As first-responders quickly found out, all four CN crossings — at Main Street, Hough Street (Route 59), Northwest Highway and Lake Zurich Road — were inaccessible, and trains on an intersecting rail line also backed up…

While traffic gridlock spiraled, Barrington police who had coalesced south of the tracks to handle the DUI crash reached out to neighboring departments. “Can you please let Lake Zurich PD, Lake County and Barrington Hills know on our northwest side we have no officers on right now. So if we need assistance we’ll be calling them,” a dispatcher asked.

As she idled in traffic, Barrington resident Erika Olivares tried to troubleshoot how to reach her 8-month-old son, Leo, before day care closed. “Basically I was panicking,” she recalled Thursday.

Some desperate commuters ducked under train cars to reach the opposite side. “There are numerous people who are actually crawling over the train that’s stopped here,” a 911 caller reported. “It’s getting more and more dangerous — there are kids doing it as well.”

Several quick thoughts:

  1. I would guess the winning issue on which to focus to solve this problem are the safety concerns. If people cannot make it to the hospital or police and fire units cannot make it to scenes, lives in the community may be endangered. Even though it would be interesting to look at how many safety cases are involved on an annual basis, the argument that even one endangered life is too many would likely convince many suburbanites.
  2. The traffic caused by such an incident is experienced by numerous Chicago area suburbs. Lots of at-grade crossings add up to the potential for outraged drivers. Even if rail lines move tremendous amounts of goods, the backups may leave the average suburbanite with the impression that the trains are foremost a nuisance.
  3. The fallout of the Canadian National purchase of the EJ&E tracks continues. What is potentially lost in stories like this from Barrington about changes in communities are the effects on the entire region. One of the outcomes of the purchase was to be that more freight traffic would be rerouted around the region rather than to areas closer to the city with further inconveniences to those communities. The Chicago area has long had problems with too many trains yet it is a vital part of the local and national economy.

Update on CN freight traffic on the EJ&E

The purchase of the EJ&E railroad tracks by Canadian National in 2008 was contentious in a number of Chicago suburbs. Here is an update on freight figures as the federal requirement that CN report data to local communities has ended:

Freight trains on the old EJ&E tracks have spiked from about four or five daily to 19 or 20 in communities stretching from Lake Zurich to Barrington and West Chicago.

But municipalities such as Buffalo Grove and Des Plaines are getting fewer trains. There were 3.6 freights a day in November compared to 19 before the merger as CN moved trains to the EJ&E tracks, which form a semicircle along the North, West and South suburbs…
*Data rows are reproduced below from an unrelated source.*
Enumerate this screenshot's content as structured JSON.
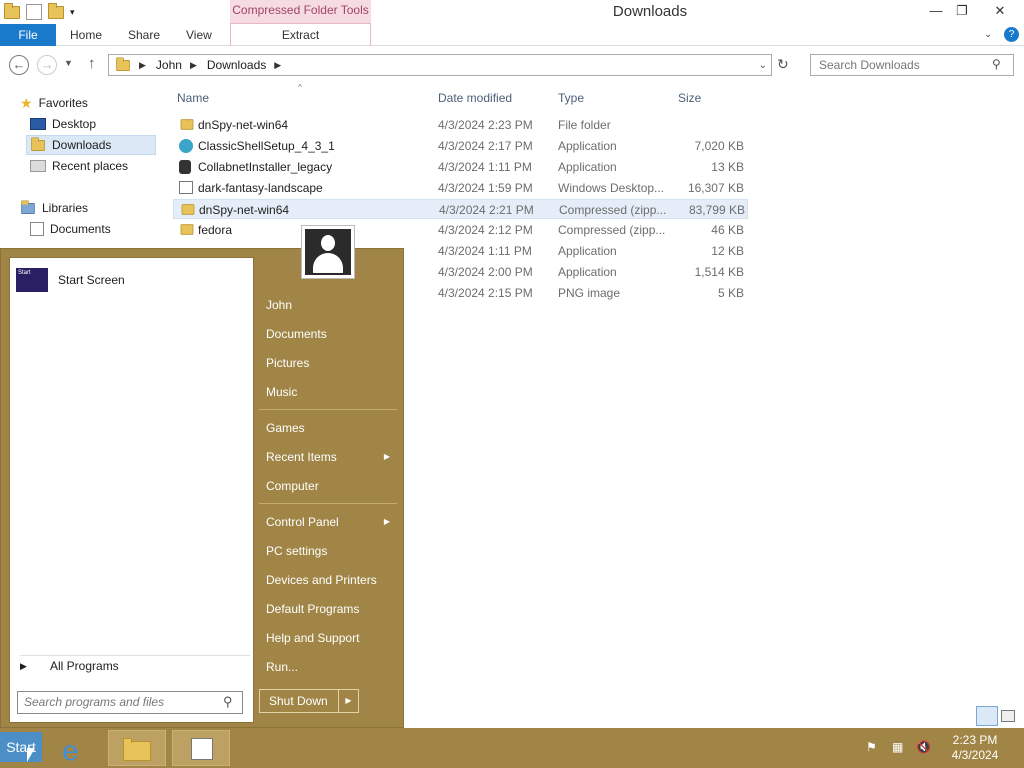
{
  "window": {
    "title": "Downloads",
    "context_tab": "Compressed Folder Tools",
    "minimize": "—",
    "restore": "❐",
    "close": "✕"
  },
  "ribbon": {
    "tabs": [
      "File",
      "Home",
      "Share",
      "View",
      "Extract"
    ]
  },
  "address": {
    "segments": [
      "John",
      "Downloads"
    ],
    "search_placeholder": "Search Downloads"
  },
  "navpane": {
    "items": [
      "Favorites",
      "Desktop",
      "Downloads",
      "Recent places",
      "Libraries",
      "Documents"
    ]
  },
  "filelist": {
    "columns": [
      "Name",
      "Date modified",
      "Type",
      "Size"
    ],
    "rows": [
      {
        "name": "dnSpy-net-win64",
        "date": "4/3/2024 2:23 PM",
        "type": "File folder",
        "size": ""
      },
      {
        "name": "ClassicShellSetup_4_3_1",
        "date": "4/3/2024 2:17 PM",
        "type": "Application",
        "size": "7,020 KB"
      },
      {
        "name": "CollabnetInstaller_legacy",
        "date": "4/3/2024 1:11 PM",
        "type": "Application",
        "size": "13 KB"
      },
      {
        "name": "dark-fantasy-landscape",
        "date": "4/3/2024 1:59 PM",
        "type": "Windows Desktop...",
        "size": "16,307 KB"
      },
      {
        "name": "dnSpy-net-win64",
        "date": "4/3/2024 2:21 PM",
        "type": "Compressed (zipp...",
        "size": "83,799 KB"
      },
      {
        "name": "fedora",
        "date": "4/3/2024 2:12 PM",
        "type": "Compressed (zipp...",
        "size": "46 KB"
      },
      {
        "name": "",
        "date": "4/3/2024 1:11 PM",
        "type": "Application",
        "size": "12 KB"
      },
      {
        "name": "",
        "date": "4/3/2024 2:00 PM",
        "type": "Application",
        "size": "1,514 KB"
      },
      {
        "name": "",
        "date": "4/3/2024 2:15 PM",
        "type": "PNG image",
        "size": "5 KB"
      }
    ]
  },
  "startmenu": {
    "pinned": "Start Screen",
    "tile_text": "Start",
    "all_programs": "All Programs",
    "search_placeholder": "Search programs and files",
    "right_items": [
      "John",
      "Documents",
      "Pictures",
      "Music",
      "Games",
      "Recent Items",
      "Computer",
      "Control Panel",
      "PC settings",
      "Devices and Printers",
      "Default Programs",
      "Help and Support",
      "Run..."
    ],
    "shutdown": "Shut Down"
  },
  "taskbar": {
    "start": "Start",
    "time": "2:23 PM",
    "date": "4/3/2024"
  },
  "colors": {
    "accent": "#1979ca",
    "startmenu_bg": "#a08546",
    "context_tab": "#f6dbe3"
  }
}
Barrington and the Illinois Department of Transportation, with support from U.S. Sens. Tammy Duckworth and Dick Durbin, want to extend the oversight period by two years and get CN to chip in for an underpass at Route 14. The underpass will allow ambulances to reach Advocate Good Shepherd Hospital quickly and prevent traffic backing up, Darch said…

The freight train increase is no surprise and is below projections on average, the railroad has stated.

Looking back, it appears that the train traffic has shifted further away from the Chicago. This was the original plan as so many tracks and trains go through the Chicago region that congestion is a major issue. For the whole region, this changed freight train pattern is probably a good thing. But, if “all politics is local,” this may be truest in suburbs where any perceived negative change – such as an increase in trains – is seen as destroying an idyllic locale where homeowners have invested much money.